Evaluate the model's performance using MSE and $R^2$ score.

python

y_pred_simple = simple_lr.predict(X_test_simple)
mse_simple = mean_squared_error(y_test, y_pred_simple)
r2_simple = r2_score(y_test, y_pred_simple)

print("Simple Linear Regression - MSE:", mse_simple)
print("Simple Linear Regression - R² Score:", r2_simple)

Simple Linear Regression - MSE: 0.7091157771765549
Simple Linear Regression - R² Score: 0.45885918903846656

Plot the best-fit line using matplotlib and seaborn.

python

plt.figure(figsize=(10, 6))
sns.scatterplot(x=X_test_simple["MedInc"], y=y_test, alpha=0.6, label="Actual")
sns.lineplot(x=X_test_simple["MedInc"], y=y_pred_simple, color="red", label="Prediction")
plt.xlabel("Median Income")
plt.ylabel("Median House Price")
plt.title("Simple Linear Regression: Median Income vs. Median House Price")
plt.legend()
plt.show()

Simple linear regression

Multiple Linear Regression

Now let's implement multiple linear regression using all the features in the dataset.

Split the data into training and testing sets.

python

X_train, X_test, y_train, y_test = train_test_split(X, y, test_size=0.2, random_state=42)

Create a multiple linear regression model and fit it to the training data.

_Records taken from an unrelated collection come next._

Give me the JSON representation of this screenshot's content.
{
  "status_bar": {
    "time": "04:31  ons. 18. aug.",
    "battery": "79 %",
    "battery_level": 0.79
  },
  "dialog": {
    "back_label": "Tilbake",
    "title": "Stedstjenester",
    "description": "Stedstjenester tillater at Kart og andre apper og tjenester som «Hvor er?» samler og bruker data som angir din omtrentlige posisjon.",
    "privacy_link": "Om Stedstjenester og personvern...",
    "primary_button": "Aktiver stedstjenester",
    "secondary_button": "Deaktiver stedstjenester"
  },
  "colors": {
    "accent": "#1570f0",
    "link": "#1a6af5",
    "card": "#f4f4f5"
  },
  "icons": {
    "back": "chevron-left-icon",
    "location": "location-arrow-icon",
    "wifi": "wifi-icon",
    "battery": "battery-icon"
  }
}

multiple_lr = LinearRegression()
multiple_lr.fit(X_train, y_train)

Evaluate the model's performance using mean squared error (MSE) and $R^2$ score.

python

y_pred_multiple = multiple_lr.predict(X_test)
mse_multiple = mean_squared_error(y_test, y_pred_multiple)
r2_multiple = r2_score(y_test, y_pred_multiple)

print("Multiple Linear Regression - MSE:", mse_multiple)
print("Multiple Linear Regression - R² Score:", r2_multiple)

Multiple Linear Regression - MSE: 0.5558915986952444
Multiple Linear Regression - R² Score: 0.5757877060324508

Now let's compare the performance of the simple and multiple linear regression models using their MSE and $R^2$ scores.

python

print("Simple Linear Regression - MSE:", mse_simple)
print("Simple Linear Regression - R² Score:", r2_simple)
print("Multiple Linear Regression - MSE:", mse_multiple)
print("Multiple Linear Regression - R² Score:", r2_multiple)

Simple Linear Regression - MSE: 0.709
Simple Linear Regression - R² Score: 0.459
Multiple Linear Regression - MSE: 0.556
Multiple Linear Regression - R² Score: 0.576

Based on the results, the multiple linear regression model should generally have a lower MSE and a higher $R^2$ score compared to the simple linear regression model. This indicates that the multiple linear regression model is a better fit for the data and can better predict the median house price using the given features.